Through Sept. 21, they’ll carve, chip and saw away at heavy stone blocks and fashion expressive pieces of art that will be placed among the trees, gardens and rolling hills of Viles’ natural landscape. Visitors are encouraged to watch the artists work.

Admission is free.

This is the latest public sculpture symposium in Maine, following the Schoodic symposium in Down East Maine that ended Wednesday. Since its inception in 2007, Schoodic has resulted in more than 30 pieces of large-scale stonework placed across the region, from Ellsworth to Lubec.

This one is different. Whereas Schoodic involves international artists who apply to attend and are paid for their work, the Viles symposium features Maine artists, all of whom volunteer their time and talents.

Their work will be placed around the walking trails of the arboretum, and will be for sale.

The arboretum is many things – a network of hiking trails, winter sports destination, botanical garden – but its best use may be a place for public art, said Royall, who has been working in stone for 50 years.

“We see it as a sculpture center,” said Royall, 67, who is making a small abstract piece from quartzite taken from a quarry in Jefferson. “This is a beautiful place, and we want to add to it.”

In less than three years, since DesMeules asked Royall if he could arrange for more art, Viles has amassed what is believed to be the largest collection of public outdoor sculpture in Maine.

When this symposium ends, the Viles collection will number more than 30 pieces, all available for year-round public viewing.

The symposium brings attention to the collection, which features work by many of Maine’s best-know sculptors, including Jesse Salisbury, Andreas von Huene, Mark Herrington and Roy Patterson.

Von Huene is among the dozen artists participating in the symposium.

“The arboretum is building a tremendous collection of large-scale sculpture, and it’s fun to come out here and work in a group setting,” said von Huene, of Arrowsic.

He was carving a female figure from an asymmetrical piece of red granite, taken from Calais. The shape of the rock influenced his decision to carve a figure. She will face the wind, her hair billowing behind her.

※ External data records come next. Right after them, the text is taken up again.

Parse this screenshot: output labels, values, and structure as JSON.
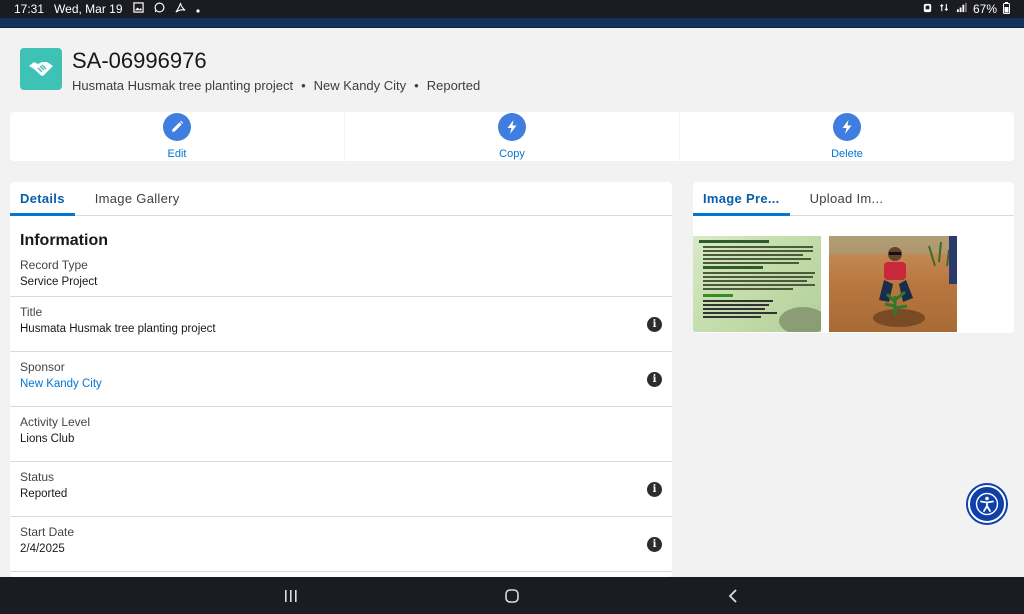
{
  "statusbar": {
    "time": "17:31",
    "date": "Wed, Mar 19",
    "battery": "67%"
  },
  "record": {
    "icon": "handshake-icon",
    "name": "SA-06996976",
    "subtitle_project": "Husmata Husmak tree planting project",
    "subtitle_sponsor": "New Kandy City",
    "subtitle_status": "Reported",
    "separator": "•"
  },
  "actions": [
    {
      "label": "Edit",
      "icon": "pencil-icon"
    },
    {
      "label": "Copy",
      "icon": "lightning-icon"
    },
    {
      "label": "Delete",
      "icon": "lightning-icon"
    }
  ],
  "left_tabs": [
    {
      "label": "Details",
      "active": true
    },
    {
      "label": "Image Gallery",
      "active": false
    }
  ],
  "section_title": "Information",
  "fields": [
    {
      "label": "Record Type",
      "value": "Service Project"
    },
    {
      "label": "Title",
      "value": "Husmata Husmak tree planting project"
    },
    {
      "label": "Sponsor",
      "value": "New Kandy City"
    },
    {
      "label": "Activity Level",
      "value": "Lions Club"
    },
    {
      "label": "Status",
      "value": "Reported"
    },
    {
      "label": "Start Date",
      "value": "2/4/2025"
    }
  ],
  "right_tabs": [
    {
      "label": "Image Pre...",
      "active": true
    },
    {
      "label": "Upload Im...",
      "active": false
    }
  ],
  "colors": {
    "accent": "#0176d3",
    "action_circle": "#3f7ee0",
    "record_icon": "#3ec2b5",
    "header_band": "#16325c"
  }
}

A few yards away, Lise Becu was carving a 6-foot length of black granite that will include oak leaves and birds, two natural elements that she observed as she prepared her stone Friday morning. She is working under the shade of an oak tree.

“I really like the idea of a sculpture park in Maine,” said Becu, who lives in Tenants Harbor. “It’s an ideal location. The arboretum is beautiful. I love it here.”

Other artists participating in the symposium are Lance Carlezon, David Curry, Isabel Kelley, Paul Kozak, Hugh Lassen, Glenn Swanson and David Sywalski.

DesMeules, the arboretum’s executive director, said the sculpture initiative is part of the arboretum’s larger goal of improving Viles’ profile.

“We feel that Viles has been under the radar. It’s a hidden asset for the state of Maine,” he said.

“Art is the doorway to talking about the natural world.”